Helene Huldi«Ich kann als Ärztin nicht immer wissen, was eine Patientin schon alles erlebt hat»
Mittlerweile weisen die hiesigen Spitäler ihre Mitarbeitenden immerhin an, Patientinnen sechs Wochen nach der Behandlung aktiv zu kontaktieren, um sie nach ihren Erfahrungen zu befragen. Oft sackt das Erlebte nämlich ohnehin erst etwas zeitversetzt, gerade wenn es daheim ein Neugeborenes zu versorgen gilt. Helene Huldi begrüsst solche Nachgespräche. «Auch mir passiert es, dass eine Patientin mein Verhalten nicht okay findet und ich Grenzen überschreite, ohne es zu realisieren. Ich kann als Ärztin nicht immer wissen, was eine Patientin schon alles erlebt hat», sagt die Gynäkologin.
So gebe es nicht selten Frauen, die traumatisiert sind von einem früheren Missbrauch. «Sie erleben – durch ihre Vorgeschichte gesteuert – eine für mich völlig normale Handlung ganz anders, sind aber in dem Moment vielleicht erstarrt und unfähig, dies zu formulieren. Frauen sind in der Geburtssituation dem Körper ausgeliefert und können sich ohnmächtig fühlen. Deshalb ist ein nachträgliches Treffen zwischen Patientin und behandelnder Ärztin manchmal sogar noch wichtiger als ein Vorgespräch, um das Erlebte adäquat aufzuarbeiten.»
Isabelle Brechbühl jedenfalls geht bis heute nicht gern an der Klinik vorbei, in der ihr erstes Kind zur Welt gekommen ist. Dass es damals Probleme mit den Herztönen ihres Sohnes gegeben hat, erfuhr sie weder von ihrer Ärztin noch von der Hebamme. Erst Jahre später fand sie die Kraft, den Geburtsbericht zu lesen, der keine Entschuldigung, wohl aber einen ersten Erklärungsansatz für das damals brachiale Vorgehen im Gebärsaal lieferte. Isabelle hatte vergleichsweise Glück. Ihr Körper reagierte mit Erbrechen und starkem Zittern auf die Geburt, Schüttelfrost und Zähneklappern inklusive. Sie konnte das Erlebte weitgehend abschütteln – und fand umgehend Freude an ihrem Baby.
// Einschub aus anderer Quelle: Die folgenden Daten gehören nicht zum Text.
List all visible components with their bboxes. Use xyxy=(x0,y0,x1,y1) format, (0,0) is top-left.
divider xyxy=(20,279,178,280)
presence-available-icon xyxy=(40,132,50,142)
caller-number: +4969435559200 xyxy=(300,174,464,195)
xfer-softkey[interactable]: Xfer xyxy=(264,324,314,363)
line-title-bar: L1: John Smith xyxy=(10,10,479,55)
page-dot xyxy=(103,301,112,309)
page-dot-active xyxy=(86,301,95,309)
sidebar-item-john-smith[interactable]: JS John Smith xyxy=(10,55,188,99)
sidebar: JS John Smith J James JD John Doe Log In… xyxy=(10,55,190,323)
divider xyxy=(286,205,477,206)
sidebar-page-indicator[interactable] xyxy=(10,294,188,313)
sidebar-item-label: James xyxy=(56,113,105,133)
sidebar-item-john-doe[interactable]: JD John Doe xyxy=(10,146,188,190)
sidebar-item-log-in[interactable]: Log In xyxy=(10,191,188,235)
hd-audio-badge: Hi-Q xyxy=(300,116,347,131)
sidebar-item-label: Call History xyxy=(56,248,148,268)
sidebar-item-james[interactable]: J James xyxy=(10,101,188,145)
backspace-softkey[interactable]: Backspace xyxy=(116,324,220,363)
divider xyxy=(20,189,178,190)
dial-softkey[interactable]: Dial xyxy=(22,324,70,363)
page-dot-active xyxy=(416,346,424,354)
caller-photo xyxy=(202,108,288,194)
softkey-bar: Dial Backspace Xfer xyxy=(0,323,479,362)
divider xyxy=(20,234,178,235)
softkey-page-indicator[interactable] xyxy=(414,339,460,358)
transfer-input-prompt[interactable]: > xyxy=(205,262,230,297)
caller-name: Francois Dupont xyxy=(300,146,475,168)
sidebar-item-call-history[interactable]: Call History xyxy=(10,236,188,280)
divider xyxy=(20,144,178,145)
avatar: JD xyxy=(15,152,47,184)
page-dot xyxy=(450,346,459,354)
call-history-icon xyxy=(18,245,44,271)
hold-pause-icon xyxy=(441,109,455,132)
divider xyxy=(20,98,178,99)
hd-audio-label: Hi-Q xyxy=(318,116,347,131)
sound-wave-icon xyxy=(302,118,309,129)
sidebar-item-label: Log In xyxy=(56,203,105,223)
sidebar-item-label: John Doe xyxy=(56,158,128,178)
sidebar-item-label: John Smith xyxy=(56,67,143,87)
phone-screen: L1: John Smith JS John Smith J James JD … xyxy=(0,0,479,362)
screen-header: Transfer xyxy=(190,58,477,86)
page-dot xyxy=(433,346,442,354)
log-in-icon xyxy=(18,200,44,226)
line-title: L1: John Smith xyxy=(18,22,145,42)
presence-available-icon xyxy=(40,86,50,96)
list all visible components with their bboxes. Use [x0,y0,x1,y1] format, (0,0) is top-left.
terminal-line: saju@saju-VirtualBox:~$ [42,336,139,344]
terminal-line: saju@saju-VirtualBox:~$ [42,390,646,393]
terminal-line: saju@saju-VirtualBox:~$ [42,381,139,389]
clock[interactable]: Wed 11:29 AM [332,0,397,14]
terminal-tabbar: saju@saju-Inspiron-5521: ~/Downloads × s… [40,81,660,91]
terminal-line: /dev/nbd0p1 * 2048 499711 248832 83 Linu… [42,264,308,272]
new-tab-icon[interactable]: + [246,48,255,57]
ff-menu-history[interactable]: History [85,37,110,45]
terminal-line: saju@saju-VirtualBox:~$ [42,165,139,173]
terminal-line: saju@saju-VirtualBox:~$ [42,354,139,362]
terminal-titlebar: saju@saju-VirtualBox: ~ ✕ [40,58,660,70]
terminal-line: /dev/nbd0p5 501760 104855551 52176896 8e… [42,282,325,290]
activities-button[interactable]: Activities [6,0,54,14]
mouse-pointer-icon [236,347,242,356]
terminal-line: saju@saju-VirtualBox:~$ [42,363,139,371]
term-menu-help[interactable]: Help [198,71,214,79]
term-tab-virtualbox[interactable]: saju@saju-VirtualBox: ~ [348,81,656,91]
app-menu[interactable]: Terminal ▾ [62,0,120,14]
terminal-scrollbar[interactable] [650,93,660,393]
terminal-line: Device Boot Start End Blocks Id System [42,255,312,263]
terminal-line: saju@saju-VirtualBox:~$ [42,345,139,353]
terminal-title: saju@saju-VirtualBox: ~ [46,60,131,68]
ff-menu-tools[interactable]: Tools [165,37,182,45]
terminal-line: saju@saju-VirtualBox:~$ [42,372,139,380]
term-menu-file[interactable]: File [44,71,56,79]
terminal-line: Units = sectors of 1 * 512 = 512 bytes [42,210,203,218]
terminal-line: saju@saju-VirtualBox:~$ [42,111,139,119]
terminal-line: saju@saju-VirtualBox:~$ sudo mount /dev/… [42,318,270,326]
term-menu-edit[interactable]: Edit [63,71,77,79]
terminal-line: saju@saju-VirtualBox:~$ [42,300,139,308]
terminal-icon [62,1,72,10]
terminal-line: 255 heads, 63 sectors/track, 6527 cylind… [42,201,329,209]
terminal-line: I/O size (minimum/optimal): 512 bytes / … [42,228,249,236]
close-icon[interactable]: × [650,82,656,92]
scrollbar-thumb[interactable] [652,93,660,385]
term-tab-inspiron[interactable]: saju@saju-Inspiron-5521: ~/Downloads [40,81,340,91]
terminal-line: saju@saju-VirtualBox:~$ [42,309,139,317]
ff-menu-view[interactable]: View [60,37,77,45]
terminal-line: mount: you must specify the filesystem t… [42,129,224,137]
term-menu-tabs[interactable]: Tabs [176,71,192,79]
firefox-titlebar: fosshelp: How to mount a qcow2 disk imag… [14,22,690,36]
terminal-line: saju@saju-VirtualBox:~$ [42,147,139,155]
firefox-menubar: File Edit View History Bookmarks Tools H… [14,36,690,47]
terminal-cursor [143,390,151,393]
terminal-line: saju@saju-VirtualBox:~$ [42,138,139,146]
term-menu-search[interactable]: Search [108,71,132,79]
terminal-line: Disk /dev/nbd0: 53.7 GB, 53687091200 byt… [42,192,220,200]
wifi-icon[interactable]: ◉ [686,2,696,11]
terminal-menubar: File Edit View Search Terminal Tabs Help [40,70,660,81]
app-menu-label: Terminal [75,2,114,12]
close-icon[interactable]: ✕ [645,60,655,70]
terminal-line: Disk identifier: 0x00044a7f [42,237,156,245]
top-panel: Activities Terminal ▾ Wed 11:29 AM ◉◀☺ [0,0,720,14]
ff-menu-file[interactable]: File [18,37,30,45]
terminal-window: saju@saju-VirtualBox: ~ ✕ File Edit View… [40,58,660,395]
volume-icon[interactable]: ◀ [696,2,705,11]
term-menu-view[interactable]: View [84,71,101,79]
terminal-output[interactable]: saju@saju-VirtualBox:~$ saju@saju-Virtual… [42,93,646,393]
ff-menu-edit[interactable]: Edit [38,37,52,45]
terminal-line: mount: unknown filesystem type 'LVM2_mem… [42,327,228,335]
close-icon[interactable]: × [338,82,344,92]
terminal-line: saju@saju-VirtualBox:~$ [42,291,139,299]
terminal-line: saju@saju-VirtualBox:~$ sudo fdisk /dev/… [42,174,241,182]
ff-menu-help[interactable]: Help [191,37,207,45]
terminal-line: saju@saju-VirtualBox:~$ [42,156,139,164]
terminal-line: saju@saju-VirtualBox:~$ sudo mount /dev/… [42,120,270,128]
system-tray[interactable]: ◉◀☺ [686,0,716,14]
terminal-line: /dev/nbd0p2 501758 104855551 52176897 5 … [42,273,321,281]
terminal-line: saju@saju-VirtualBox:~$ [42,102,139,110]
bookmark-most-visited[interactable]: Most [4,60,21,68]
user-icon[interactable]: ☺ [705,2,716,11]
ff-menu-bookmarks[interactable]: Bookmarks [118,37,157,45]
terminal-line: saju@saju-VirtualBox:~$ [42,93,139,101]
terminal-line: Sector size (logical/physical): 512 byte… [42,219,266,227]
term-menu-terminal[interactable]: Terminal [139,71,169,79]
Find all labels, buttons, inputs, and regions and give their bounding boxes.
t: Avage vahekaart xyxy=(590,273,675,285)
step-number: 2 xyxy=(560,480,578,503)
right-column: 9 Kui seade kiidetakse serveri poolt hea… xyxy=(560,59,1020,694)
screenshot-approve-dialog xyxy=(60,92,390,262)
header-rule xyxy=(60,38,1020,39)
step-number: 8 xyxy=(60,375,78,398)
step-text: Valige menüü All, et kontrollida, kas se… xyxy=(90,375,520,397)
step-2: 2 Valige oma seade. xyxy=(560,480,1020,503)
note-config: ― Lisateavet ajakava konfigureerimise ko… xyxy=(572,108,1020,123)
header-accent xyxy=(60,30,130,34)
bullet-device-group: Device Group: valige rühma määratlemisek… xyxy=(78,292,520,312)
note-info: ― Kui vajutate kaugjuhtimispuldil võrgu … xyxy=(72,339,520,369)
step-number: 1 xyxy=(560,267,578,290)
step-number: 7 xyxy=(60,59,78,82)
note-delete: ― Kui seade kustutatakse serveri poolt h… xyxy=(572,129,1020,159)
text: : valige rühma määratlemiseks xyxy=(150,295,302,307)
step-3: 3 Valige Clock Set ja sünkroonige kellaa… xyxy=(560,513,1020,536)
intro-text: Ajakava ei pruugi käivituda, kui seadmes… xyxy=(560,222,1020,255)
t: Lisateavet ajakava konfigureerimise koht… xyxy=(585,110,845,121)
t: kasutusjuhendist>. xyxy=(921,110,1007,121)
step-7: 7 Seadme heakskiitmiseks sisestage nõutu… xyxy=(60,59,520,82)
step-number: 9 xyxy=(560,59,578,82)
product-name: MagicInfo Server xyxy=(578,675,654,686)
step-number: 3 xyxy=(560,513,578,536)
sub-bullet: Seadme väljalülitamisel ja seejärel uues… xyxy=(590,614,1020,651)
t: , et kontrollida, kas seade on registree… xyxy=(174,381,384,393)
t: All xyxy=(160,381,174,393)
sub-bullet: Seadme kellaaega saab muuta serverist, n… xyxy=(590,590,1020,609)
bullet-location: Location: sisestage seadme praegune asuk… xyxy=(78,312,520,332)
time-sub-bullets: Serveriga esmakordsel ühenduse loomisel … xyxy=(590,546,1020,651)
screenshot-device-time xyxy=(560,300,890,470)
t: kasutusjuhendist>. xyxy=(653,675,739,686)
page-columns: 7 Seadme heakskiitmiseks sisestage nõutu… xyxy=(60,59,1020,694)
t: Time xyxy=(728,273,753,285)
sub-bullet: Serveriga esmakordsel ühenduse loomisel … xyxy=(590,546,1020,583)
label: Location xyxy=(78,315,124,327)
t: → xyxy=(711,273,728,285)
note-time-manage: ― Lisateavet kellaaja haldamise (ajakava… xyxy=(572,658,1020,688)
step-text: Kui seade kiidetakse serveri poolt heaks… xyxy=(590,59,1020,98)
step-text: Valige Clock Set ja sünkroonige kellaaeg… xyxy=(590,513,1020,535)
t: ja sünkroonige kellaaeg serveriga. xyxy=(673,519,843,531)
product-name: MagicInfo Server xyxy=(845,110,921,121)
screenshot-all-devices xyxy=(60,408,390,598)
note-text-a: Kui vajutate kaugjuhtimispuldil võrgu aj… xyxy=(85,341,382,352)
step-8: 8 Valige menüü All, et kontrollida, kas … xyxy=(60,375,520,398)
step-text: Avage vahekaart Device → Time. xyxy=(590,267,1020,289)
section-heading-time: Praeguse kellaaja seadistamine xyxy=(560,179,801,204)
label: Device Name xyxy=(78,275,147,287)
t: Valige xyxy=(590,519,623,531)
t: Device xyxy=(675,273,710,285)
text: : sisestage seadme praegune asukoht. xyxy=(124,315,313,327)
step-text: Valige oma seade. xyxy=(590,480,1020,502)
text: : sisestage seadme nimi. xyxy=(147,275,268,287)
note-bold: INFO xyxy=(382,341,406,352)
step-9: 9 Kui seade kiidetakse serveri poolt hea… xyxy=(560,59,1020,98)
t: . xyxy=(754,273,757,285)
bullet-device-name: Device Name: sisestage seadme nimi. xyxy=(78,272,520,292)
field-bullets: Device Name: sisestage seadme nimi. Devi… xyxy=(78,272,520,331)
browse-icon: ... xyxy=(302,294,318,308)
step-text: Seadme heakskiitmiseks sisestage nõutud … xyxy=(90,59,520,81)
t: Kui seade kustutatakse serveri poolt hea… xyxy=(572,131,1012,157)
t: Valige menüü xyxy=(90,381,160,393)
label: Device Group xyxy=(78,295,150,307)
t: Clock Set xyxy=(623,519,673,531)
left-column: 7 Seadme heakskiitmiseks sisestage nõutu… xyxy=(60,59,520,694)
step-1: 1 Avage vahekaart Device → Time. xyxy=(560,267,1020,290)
«Ich wollte nicht jammern»
Mit dem traumatischen Geburtserlebnis aber blieb sie lange Zeit allein. Denn natürlich ist es für Freunde, aber auch für die Eltern selbst ein Einfacheres, sich über das Neugeborene zu freuen und das Erlebte zu bagatellisieren. Nach dem Motto: Hauptsache, das Baby ist gesund. Selbst mit ihrem Mann hat Isabelle lange Zeit nicht über das Geburtserlebnis reden können. Zu gross war seine Scham, seiner Rolle als Beschützer nicht angemessen nachgekommen zu sein. Ungeachtet der Tatsache, dass auch er in der damaligen Situation chancenlos war. «Ich selbst habe es bewusst vermieden, das Thema anzuschneiden. Ich wollte nicht jammern und zugeben müssen, dass diese Geburt das Schlimmste war, was mir jemals passiert ist. Zumal niemand in meinem Umfeld jemals von einem positiven Geburtserlebnis erzählte. Und so blieb ich in der Annahme, dass es wohl okay war, wie es bei mir gewesen ist.» Heute aber, zwei Geburten später, weiss Isabelle: Das war es nicht.